Budget announcement on WLTP brings stability but BiK will still imminently rise
Confirmation in last week’s Budget that VED and Company Car Tax (CCT) will continue to be based on computer-generated NEDC (New European Driving Cycle) fuel economy and CO2 figures until April 2020 is good news for the industry – but fleets are being warned that the measure will still bring imminent rises in CCT, impacting on both drivers and fleets.
With the new Worldwide Harmonised Light-vehicles Test Procedures (WLTP) having come into play for all new cars from 1 September 2017 – replacing the NEDC cycle and intended to better represent ‘real-world’ performance – the industry had been bracing itself for a shift to completely new systems for Company Car Tax and Vehicle Excise Duty (VED).
However, in the Budget the Government announced that legislation will be introduced in Finance Bill 2017-18 to confirm that VED and the CCT bands will continue to be based on the carbon dioxide emissions figures that are compatible with the current NEDC test, and said WLTP test procedure values should be ignored.
The move has been broadly greeted within the industry as bringing stability for fleets prior to the 2020/21 introduction of the new protocol – but fleets and both drivers are being urged that Company Car Tax costs and VED will go up in the next 12 months, as the first NEDC-compatible results come through.
Within 12 months, all new cars will have to be re-tested to produce WLTP data, except those which are due to be discontinued. WLTP is expected to result in CO2 increases of around 20% compared to NEDC figures.
However, as taxation and the EU’s fleet-wide CO2 target of 95g/km are both based on NEDC figures, there’s a crossover period where both sets of data will be required. All new vehicles will be WLTP-tested, and converted to ‘NEDC correlated’ fuel economy and CO2 emissions using a tool called CO2MPAS. In the UK, these simulated NEDC figures will be used for vehicle tax.
And latest figures from JATO show that vehicles re-tested under the new WLTP fuel economy cycle are recording “greater than expected” increases in CO2 emissions when figures are converted back to NEDC.
The data, published in a new white paper, shows the first NEDC correlated figures are up to 18% higher than the genuine NEDC fuel economy and CO2 emissions from earlier this year.
In turn, that could mean up to a five percentage-point Benefit in Kind increase for drivers compared to an identical vehicle registered a few months ago, although these are early figures and increases may not be seen across the board.
The change also means fleets are still left in the dark as to what the new 2020/21 tax system will be.
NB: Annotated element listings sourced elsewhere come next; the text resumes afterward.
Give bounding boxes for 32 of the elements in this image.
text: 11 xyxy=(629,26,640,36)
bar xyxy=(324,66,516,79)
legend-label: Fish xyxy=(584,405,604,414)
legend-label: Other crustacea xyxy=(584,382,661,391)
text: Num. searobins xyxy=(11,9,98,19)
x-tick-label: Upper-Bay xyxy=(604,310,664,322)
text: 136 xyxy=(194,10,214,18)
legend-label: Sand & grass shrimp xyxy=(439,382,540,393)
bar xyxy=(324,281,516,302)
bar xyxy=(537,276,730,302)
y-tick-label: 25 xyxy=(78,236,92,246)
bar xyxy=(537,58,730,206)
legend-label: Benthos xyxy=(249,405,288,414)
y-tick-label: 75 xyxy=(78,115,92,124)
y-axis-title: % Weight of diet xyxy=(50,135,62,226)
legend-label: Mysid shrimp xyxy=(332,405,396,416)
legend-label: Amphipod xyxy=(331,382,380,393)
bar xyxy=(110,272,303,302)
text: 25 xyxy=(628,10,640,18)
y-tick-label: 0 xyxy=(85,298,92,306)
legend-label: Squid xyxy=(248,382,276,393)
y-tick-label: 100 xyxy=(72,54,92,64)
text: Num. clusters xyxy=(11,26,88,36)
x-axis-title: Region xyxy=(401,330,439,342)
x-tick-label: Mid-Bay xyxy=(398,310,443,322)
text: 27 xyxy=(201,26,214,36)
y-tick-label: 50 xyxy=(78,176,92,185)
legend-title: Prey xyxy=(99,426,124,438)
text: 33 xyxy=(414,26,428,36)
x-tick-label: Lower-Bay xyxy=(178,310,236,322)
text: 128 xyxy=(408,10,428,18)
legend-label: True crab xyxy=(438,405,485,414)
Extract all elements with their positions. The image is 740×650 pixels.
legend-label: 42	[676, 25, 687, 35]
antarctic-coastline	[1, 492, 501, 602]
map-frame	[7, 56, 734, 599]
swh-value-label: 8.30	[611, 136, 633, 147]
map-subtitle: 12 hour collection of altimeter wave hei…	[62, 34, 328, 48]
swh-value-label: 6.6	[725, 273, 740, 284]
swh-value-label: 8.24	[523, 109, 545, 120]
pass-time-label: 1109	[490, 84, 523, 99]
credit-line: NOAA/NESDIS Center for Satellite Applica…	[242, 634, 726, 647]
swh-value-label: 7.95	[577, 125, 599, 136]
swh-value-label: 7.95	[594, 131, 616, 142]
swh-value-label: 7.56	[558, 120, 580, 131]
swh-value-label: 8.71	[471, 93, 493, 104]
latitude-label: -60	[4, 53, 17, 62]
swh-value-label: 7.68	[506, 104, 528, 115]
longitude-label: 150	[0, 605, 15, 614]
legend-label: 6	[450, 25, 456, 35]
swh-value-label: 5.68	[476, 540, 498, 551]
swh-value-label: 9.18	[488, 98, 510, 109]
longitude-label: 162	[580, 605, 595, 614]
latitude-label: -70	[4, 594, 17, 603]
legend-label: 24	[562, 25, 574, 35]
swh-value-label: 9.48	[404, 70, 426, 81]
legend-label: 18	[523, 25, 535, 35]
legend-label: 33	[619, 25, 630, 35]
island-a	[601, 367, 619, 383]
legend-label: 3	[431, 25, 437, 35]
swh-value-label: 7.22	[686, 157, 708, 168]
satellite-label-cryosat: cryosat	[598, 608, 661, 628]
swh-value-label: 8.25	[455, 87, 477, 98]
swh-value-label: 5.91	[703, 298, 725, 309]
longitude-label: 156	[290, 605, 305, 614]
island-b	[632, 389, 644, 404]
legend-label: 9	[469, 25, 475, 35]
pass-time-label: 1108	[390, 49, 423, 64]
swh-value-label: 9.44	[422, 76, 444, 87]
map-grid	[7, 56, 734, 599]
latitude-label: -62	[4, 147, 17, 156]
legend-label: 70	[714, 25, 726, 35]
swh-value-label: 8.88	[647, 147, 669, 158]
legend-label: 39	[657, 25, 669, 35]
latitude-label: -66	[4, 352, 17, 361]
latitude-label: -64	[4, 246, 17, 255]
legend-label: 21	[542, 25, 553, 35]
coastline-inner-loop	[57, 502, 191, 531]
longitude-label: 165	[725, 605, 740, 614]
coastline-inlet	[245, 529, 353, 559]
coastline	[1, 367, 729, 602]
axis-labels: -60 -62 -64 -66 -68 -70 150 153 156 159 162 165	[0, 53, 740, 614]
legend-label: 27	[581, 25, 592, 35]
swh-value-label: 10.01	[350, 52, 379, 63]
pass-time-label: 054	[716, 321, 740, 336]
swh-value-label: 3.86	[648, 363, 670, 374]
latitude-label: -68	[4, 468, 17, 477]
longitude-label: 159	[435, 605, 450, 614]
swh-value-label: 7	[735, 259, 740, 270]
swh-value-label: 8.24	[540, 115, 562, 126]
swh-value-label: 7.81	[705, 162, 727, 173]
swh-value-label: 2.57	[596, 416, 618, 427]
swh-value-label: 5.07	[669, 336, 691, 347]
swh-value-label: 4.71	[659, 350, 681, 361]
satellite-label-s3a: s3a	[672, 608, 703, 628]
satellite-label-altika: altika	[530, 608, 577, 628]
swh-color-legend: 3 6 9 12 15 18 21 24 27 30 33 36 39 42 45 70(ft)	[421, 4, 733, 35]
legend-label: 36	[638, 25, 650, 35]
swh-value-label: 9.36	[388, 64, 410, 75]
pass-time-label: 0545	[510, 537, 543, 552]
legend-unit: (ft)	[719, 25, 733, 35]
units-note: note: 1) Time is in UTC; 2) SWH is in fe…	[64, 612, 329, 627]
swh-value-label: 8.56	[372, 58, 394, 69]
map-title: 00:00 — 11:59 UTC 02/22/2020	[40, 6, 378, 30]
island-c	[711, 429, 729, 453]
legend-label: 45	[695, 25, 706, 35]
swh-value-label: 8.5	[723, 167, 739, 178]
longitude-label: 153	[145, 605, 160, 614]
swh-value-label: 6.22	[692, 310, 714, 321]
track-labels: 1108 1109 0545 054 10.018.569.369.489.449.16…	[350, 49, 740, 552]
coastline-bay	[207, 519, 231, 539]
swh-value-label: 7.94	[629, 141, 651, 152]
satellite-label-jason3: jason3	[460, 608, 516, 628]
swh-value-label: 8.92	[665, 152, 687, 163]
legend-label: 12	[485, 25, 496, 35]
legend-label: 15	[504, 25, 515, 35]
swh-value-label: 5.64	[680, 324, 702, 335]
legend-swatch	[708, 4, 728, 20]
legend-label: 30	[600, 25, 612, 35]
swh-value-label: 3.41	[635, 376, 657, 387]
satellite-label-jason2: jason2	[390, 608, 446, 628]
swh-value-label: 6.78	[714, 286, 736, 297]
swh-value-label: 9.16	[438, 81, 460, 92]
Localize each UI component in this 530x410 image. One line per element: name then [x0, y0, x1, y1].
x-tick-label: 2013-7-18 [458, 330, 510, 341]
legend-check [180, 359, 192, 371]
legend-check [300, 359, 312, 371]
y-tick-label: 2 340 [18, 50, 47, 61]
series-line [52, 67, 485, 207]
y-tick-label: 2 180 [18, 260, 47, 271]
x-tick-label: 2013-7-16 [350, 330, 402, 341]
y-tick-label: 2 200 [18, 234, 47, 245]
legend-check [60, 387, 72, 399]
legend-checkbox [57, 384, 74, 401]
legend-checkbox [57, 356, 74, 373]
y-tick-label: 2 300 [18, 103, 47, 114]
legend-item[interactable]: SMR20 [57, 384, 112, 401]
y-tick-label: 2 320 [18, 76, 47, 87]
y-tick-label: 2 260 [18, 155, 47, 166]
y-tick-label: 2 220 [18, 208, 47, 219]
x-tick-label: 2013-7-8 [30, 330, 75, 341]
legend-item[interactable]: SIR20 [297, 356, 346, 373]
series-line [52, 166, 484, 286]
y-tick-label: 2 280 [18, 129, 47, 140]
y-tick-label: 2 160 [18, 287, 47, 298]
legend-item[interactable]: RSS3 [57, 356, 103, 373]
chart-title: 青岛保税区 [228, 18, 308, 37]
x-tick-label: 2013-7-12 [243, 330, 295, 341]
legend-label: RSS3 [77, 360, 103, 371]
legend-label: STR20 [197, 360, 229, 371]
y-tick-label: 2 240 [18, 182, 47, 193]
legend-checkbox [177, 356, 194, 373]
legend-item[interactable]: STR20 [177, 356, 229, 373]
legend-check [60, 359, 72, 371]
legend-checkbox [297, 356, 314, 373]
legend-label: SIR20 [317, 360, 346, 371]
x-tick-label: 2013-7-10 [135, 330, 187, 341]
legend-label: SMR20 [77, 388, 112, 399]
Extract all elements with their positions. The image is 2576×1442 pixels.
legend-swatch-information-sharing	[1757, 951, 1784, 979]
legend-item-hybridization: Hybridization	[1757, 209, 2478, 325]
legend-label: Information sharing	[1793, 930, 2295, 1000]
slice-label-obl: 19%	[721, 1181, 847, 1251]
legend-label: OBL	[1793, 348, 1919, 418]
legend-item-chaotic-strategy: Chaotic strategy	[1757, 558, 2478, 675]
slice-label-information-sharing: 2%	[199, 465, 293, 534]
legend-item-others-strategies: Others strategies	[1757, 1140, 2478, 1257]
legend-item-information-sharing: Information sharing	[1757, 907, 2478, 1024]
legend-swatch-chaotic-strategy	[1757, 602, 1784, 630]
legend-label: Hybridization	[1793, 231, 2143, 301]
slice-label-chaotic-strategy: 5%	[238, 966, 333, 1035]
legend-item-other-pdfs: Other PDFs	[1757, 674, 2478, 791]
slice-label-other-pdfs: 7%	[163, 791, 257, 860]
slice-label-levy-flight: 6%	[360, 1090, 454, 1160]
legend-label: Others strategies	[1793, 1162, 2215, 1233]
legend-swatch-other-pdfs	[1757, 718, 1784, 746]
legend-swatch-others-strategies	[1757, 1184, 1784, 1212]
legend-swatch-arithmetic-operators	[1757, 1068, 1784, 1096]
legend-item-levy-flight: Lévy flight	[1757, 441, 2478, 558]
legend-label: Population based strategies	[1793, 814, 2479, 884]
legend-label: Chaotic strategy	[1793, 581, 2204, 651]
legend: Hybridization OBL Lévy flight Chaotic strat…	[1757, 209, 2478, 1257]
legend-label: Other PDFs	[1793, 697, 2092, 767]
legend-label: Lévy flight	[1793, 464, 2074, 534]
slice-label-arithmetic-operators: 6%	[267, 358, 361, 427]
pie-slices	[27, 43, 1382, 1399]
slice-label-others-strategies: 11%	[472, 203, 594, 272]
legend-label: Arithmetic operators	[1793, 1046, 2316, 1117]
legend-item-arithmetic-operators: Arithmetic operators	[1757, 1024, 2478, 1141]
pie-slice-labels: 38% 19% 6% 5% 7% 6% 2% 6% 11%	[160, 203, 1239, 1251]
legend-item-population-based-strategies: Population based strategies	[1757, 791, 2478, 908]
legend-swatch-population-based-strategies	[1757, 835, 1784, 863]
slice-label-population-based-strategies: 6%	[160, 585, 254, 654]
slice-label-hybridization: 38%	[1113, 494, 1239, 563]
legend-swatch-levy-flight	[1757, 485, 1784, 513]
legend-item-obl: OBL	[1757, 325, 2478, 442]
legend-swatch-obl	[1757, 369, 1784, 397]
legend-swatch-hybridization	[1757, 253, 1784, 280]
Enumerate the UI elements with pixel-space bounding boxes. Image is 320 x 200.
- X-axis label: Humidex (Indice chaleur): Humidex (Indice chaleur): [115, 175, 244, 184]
Already ACFO has said it will continue to press the Government to clarify thresholds so the tax position of cars over a full replacement cycle is known while the BVRLA commented that it’s looking to work with the Government in developing a tax revenue neutral approach for 2021 and beyond.
And the ICFM has also warned about the impact of any change. Commenting on the Budget announcement, chairman Paul Hollick said: “If the introduction of a company car benefit-in-kind tax system linked to new Worldwide harmonised Light vehicles Test Procedure (WLTP) emissions data does not result in a wholesale restructure of band thresholds tax bills will increase significantly. The result will be that employers and employees abandon company cars as a benefit that is too expensive.”